The final version of Sequoia, deployed at Lawrence Livermore National Laboratory (LLNL) is expected to reach about 20 PFlops in next year and become one of the world’s fastest supercomputers as well as the world’s most efficient supercomputer with a performance of 2 GFlops per watt. Sequoia system will integrate 1,572,864 processing cores (98,304 16-core PowerPC A2 processors) in 96 racks.

However, BlueGene/Q is especially interesting as IBM today confirmed that Bluegene/Q is capable of more than 100 PFlops, which was described about two months ago in a patent application submitted to the USPTO. According to that filing, a massive document with 649 pages and 2263 claims, a 100 PFlops BlueGene/Q system could consist of 1024 compute node ASICS in 512 racks – representing a total of 524,288 nodes and 8,388,608 processing cores.
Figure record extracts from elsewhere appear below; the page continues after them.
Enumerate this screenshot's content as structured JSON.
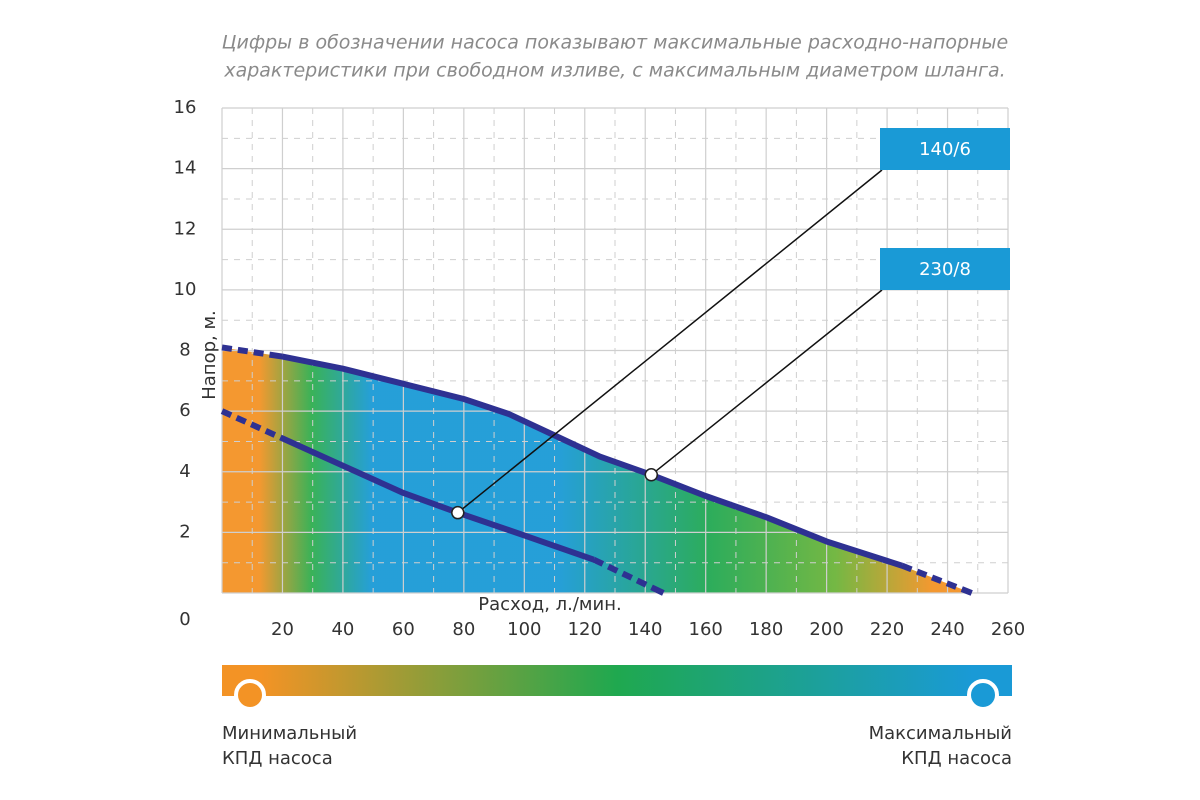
{
  "chart_data": {
    "type": "line",
    "title": [
      "Цифры в обозначении насоса показывают максимальные расходно-напорные",
      "характеристики при свободном изливе, с максимальным диаметром шланга."
    ],
    "xlabel": "Расход, л./мин.",
    "ylabel": "Напор, м.",
    "xlim": [
      0,
      260
    ],
    "ylim": [
      0,
      16
    ],
    "xticks": [
      20,
      40,
      60,
      80,
      100,
      120,
      140,
      160,
      180,
      200,
      220,
      240,
      260
    ],
    "yticks": [
      0,
      2,
      4,
      6,
      8,
      10,
      12,
      14,
      16
    ],
    "grid": true,
    "series": [
      {
        "name": "140/6",
        "color": "#2e3192",
        "x": [
          0,
          20,
          40,
          60,
          78,
          100,
          123,
          146
        ],
        "values": [
          6.0,
          5.1,
          4.2,
          3.3,
          2.65,
          1.9,
          1.1,
          0
        ],
        "label_point": {
          "x": 78,
          "y": 2.65
        }
      },
      {
        "name": "230/8",
        "color": "#2e3192",
        "x": [
          0,
          20,
          40,
          60,
          80,
          95,
          110,
          125,
          142,
          160,
          180,
          200,
          225,
          248
        ],
        "values": [
          8.1,
          7.8,
          7.4,
          6.9,
          6.4,
          5.9,
          5.2,
          4.5,
          3.9,
          3.2,
          2.5,
          1.7,
          0.9,
          0
        ],
        "label_point": {
          "x": 142,
          "y": 3.9
        }
      }
    ],
    "colorbar": {
      "min_label": [
        "Минимальный",
        "КПД насоса"
      ],
      "max_label": [
        "Максимальный",
        "КПД насоса"
      ],
      "min_color": "#f39325",
      "mid_color": "#1fa84f",
      "max_color": "#1a9ad6"
    }
  }
}
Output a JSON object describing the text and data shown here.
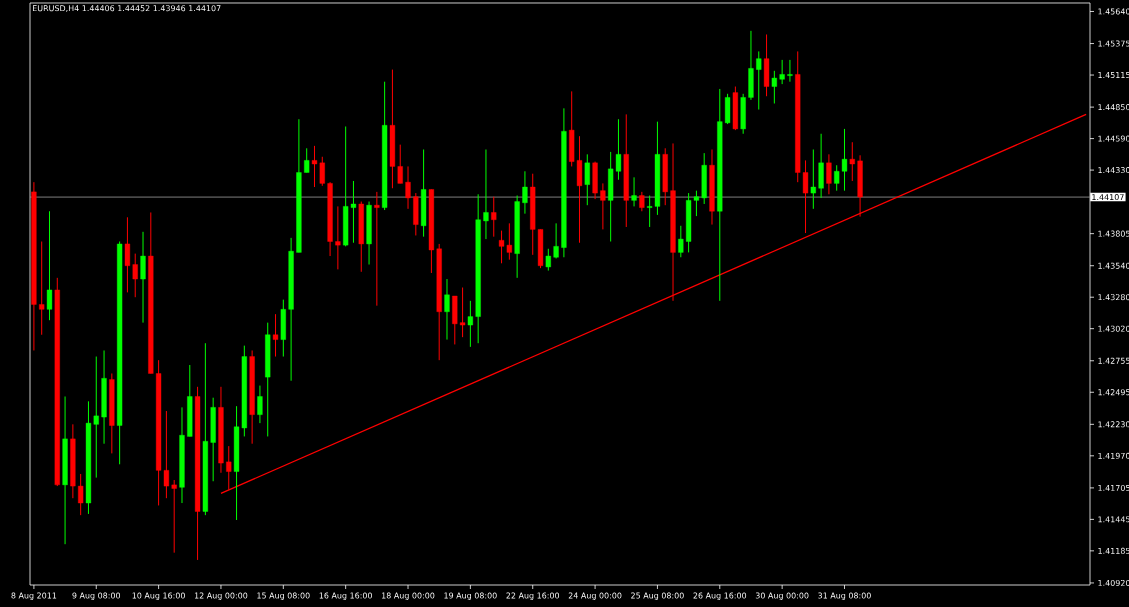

According to IBM, each processor consumes 30 watts of power, which puts Sequoia power consumption including storage and cooling requirements into the neighborhood of about 6 to 8 MW, while a 100 PFlops system will easily exceed 30 MW. In comparison, today’s fastest supercomputer, Japan’s K Computer, delivers 10 PFlops via 705,024 Sparc64 VIIIfx processors for about 12.7 MW.